In the world of functions and graphs, transformations help us understand how a basic graph can change position or shape. These transformations might include shifting, stretching, or reflecting, just to name a few. In this context, we're focusing on transformations related to shifts.

Consider the absolute value function, which is the basic function in our exercise. It's the graph of a "V" shape, represented by the equation \(f(x) = |x|\). Transformations allow us to move this "V" shape around the coordinate plane. By changing the equation, we apply transformations such as sliding, which can move the graph in different directions. Understanding these transformations is key to mastering graph adjustments.

Graph sketching involves drawing the graph of a function based on our understanding of its form and transformations. It starts with identifying the basic function—in this case, the absolute value function \(f(x)=|x|\). This function has a characteristic "V" shape centered at the origin.

To sketch the graph, observe the transformations applied. Visualize the movement of the graph when shifts occur. The horizontal and vertical shifts direct us on how the graph will change its standard position.

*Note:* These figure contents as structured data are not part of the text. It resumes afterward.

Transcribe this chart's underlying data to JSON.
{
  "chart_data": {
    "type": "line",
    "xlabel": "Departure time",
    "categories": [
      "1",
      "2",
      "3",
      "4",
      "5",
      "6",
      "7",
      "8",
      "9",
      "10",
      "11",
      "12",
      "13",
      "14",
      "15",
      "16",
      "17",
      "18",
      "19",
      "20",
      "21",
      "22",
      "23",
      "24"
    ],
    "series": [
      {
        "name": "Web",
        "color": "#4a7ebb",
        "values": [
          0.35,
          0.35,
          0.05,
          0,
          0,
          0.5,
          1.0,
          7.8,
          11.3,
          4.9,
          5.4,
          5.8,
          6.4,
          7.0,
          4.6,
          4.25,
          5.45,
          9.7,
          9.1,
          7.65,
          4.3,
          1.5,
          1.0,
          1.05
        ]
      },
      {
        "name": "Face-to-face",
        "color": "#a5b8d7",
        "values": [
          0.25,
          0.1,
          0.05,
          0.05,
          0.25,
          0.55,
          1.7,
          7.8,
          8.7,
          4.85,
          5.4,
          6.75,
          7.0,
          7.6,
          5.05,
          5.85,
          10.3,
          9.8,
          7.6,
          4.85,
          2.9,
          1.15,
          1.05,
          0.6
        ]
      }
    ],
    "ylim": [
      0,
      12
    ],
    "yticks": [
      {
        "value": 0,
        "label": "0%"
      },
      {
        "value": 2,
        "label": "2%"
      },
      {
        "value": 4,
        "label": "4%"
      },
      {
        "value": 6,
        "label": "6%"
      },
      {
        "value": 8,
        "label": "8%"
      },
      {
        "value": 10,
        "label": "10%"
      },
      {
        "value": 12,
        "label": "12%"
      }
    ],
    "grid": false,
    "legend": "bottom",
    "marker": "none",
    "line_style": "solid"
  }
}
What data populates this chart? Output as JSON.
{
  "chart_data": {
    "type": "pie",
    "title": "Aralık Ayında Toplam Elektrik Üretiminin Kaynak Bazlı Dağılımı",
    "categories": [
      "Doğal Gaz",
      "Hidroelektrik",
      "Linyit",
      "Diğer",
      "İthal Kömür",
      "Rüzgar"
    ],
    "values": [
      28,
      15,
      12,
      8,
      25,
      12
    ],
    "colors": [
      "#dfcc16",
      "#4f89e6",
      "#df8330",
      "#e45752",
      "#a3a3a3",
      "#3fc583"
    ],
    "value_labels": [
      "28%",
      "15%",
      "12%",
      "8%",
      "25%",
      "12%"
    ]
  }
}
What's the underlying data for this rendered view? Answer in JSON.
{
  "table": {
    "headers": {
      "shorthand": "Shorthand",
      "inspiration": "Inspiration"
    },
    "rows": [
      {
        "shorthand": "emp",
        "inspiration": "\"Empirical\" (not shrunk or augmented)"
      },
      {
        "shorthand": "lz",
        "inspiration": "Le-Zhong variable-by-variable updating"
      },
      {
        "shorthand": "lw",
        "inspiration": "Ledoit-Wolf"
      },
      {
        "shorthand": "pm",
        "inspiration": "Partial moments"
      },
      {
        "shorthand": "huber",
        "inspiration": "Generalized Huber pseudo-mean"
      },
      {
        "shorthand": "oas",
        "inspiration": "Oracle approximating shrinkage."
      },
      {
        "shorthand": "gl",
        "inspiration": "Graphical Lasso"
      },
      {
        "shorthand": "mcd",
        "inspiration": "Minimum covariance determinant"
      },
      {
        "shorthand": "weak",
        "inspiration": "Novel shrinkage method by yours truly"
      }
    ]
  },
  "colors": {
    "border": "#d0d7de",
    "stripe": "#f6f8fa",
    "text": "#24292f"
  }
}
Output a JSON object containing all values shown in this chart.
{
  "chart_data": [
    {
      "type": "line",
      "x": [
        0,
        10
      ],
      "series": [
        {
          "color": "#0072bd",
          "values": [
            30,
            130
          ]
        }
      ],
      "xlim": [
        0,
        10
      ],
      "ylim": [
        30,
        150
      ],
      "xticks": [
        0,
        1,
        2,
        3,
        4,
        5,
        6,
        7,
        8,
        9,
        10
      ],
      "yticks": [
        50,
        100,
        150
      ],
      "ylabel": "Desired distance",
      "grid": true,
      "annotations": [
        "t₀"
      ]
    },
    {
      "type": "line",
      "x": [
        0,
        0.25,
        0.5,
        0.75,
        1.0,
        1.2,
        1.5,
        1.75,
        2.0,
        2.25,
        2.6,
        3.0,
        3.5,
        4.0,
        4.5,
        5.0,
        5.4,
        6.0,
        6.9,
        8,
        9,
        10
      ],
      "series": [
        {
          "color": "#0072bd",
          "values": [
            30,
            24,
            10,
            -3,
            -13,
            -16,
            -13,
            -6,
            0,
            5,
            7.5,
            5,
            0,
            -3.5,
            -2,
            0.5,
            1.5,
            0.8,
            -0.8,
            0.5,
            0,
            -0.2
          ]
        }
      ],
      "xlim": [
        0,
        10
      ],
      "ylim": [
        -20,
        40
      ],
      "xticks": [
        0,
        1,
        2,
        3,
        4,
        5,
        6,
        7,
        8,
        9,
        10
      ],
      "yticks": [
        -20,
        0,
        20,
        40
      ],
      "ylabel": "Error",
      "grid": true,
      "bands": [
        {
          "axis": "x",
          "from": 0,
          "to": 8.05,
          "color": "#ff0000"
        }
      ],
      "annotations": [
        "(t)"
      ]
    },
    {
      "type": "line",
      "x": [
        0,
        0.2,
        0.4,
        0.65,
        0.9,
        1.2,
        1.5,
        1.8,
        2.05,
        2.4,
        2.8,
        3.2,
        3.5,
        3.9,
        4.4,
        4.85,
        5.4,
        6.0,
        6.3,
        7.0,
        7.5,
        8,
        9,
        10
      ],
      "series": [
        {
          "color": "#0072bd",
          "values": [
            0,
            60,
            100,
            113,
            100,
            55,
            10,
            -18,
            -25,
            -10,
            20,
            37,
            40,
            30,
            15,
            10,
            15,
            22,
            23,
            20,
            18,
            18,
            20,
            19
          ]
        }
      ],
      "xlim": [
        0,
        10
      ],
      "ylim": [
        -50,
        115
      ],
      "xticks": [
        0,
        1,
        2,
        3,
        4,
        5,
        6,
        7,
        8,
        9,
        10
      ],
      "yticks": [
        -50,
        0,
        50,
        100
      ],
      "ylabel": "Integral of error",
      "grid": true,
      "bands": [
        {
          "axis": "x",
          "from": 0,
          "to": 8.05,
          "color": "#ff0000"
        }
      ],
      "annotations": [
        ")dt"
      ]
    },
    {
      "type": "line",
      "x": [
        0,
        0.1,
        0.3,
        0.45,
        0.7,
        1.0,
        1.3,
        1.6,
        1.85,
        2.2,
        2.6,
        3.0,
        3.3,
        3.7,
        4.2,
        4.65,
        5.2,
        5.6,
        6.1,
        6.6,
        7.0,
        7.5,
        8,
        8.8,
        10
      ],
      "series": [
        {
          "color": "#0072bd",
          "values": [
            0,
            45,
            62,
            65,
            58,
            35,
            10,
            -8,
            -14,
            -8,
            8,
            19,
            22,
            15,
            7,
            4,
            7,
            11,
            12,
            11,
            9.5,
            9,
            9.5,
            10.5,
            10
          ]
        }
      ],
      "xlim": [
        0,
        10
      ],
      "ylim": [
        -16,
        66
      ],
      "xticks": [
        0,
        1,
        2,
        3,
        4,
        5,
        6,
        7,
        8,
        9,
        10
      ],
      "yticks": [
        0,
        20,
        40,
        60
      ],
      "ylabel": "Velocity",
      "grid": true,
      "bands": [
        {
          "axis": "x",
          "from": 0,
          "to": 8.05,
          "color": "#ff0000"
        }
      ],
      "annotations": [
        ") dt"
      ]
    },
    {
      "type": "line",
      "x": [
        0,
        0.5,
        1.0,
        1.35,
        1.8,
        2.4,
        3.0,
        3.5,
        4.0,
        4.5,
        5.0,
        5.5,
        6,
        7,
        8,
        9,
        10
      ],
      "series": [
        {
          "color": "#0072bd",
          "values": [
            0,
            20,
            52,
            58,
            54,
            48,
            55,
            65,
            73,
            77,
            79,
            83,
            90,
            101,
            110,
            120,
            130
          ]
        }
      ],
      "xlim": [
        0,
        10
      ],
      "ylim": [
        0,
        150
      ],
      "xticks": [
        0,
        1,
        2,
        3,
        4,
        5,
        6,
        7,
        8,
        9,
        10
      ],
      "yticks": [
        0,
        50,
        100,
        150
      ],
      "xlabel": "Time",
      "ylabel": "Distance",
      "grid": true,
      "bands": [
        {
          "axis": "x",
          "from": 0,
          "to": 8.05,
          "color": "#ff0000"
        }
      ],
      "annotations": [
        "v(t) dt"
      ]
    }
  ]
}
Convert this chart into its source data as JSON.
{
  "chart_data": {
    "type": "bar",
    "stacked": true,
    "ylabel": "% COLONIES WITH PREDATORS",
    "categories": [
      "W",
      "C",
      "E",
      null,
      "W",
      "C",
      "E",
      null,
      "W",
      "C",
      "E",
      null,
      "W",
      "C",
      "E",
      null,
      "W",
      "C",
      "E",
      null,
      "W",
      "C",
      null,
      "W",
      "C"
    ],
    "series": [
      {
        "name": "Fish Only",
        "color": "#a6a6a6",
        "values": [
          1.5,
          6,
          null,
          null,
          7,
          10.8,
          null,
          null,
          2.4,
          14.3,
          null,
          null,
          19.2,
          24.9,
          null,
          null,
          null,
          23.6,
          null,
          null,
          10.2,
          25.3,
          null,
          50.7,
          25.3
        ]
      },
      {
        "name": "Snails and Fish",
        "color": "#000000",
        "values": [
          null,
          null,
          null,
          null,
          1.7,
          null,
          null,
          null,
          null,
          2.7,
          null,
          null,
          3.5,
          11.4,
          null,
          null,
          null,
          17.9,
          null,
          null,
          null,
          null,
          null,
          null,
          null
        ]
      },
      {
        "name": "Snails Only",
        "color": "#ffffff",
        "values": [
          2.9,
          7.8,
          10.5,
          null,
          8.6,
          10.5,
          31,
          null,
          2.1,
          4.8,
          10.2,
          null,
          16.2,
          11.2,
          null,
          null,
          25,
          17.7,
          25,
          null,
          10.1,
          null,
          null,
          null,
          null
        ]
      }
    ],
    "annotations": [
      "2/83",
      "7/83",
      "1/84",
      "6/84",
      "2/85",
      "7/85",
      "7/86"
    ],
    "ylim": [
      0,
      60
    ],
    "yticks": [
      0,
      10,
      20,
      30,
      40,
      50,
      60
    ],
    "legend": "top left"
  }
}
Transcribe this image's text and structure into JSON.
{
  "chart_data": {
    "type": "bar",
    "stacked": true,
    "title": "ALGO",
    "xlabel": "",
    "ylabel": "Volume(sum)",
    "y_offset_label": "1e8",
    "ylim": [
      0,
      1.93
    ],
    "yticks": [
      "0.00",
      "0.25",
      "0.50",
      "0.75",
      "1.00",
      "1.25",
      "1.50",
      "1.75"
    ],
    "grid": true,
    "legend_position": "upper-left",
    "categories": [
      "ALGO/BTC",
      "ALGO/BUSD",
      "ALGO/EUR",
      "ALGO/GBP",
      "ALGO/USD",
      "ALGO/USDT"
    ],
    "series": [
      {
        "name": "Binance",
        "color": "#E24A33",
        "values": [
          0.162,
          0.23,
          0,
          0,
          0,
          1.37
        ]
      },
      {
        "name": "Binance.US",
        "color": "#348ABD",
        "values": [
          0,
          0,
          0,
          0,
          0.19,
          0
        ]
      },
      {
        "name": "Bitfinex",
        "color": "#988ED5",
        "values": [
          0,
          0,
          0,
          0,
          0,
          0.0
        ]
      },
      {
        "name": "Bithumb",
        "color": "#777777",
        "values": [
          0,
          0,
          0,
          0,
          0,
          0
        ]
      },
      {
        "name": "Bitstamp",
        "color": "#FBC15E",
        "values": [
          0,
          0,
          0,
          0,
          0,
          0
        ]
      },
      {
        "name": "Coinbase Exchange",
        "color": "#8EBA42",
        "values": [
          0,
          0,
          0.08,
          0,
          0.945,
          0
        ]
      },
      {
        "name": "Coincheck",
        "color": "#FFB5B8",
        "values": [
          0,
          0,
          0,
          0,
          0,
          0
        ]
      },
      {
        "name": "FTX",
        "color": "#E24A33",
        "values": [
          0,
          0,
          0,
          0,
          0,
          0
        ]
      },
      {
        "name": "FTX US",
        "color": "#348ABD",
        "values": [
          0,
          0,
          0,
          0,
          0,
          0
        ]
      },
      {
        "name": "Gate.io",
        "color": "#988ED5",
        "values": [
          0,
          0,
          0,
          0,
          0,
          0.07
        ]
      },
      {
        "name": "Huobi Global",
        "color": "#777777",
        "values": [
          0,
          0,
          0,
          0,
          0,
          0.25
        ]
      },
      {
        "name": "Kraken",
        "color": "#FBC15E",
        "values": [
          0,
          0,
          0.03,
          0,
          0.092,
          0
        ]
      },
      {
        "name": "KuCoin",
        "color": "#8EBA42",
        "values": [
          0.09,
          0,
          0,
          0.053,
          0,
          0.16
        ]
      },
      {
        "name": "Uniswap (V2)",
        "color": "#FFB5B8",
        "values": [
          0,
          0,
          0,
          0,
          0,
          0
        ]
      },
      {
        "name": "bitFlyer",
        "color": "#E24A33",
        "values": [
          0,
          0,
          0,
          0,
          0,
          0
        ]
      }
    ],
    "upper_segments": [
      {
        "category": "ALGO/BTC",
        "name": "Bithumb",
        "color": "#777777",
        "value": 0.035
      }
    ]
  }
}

• The vertex of the basic absolute value graph, originally at (0, 0), is later adjusted by the transformations.
• Always plot key points first, then connect them smoothly to maintain their shape.

With practice, graph sketching becomes a straightforward process of identifying transformations and depicting them visually.

A horizontal shift happens when we move the entire graph left or right. In the absolute value function, this shift adjusts the x-coordinate in the equation. For our example, the function transforms from \(f(x)=|x|\) to \(H(x)=|x-2|\).

The expression \(|x-2|\) indicates the graph's horizontal shift. The subtraction inside the absolute value moves the graph to the right by 2 units. This rule is counterintuitive: to move right, we subtract within the function.

• Replacing \(x\) with \(x-a\) shifts the graph right by \(a\) units.
• Replacing \(x\) with \(x+a\) shifts the graph left by \(a\) units.

Horizontal shifts involve changing the graph's central point horizontally without affecting its shape.

Vertical shifts involve sliding the graph up or down. This transformation is performed by adjusting the function outside of its main component. Looking at \(H(x)=|x-2|+1\), we see a vertical shift applied to the function.

The added \(+1\) signifies that the graph is moved upward by 1 unit. Unlike horizontal shifts, vertical shifts directly add or subtract a constant from the function. This shifts the entire graph vertically:

• Adding a constant shifts the graph upwards by that amount.
• Subtracting a constant shifts it downwards.

In this case, the graph has already been shifted horizontally; the next step is to apply its vertical shift by adding 1 to every y-coordinate of the previous step's graph.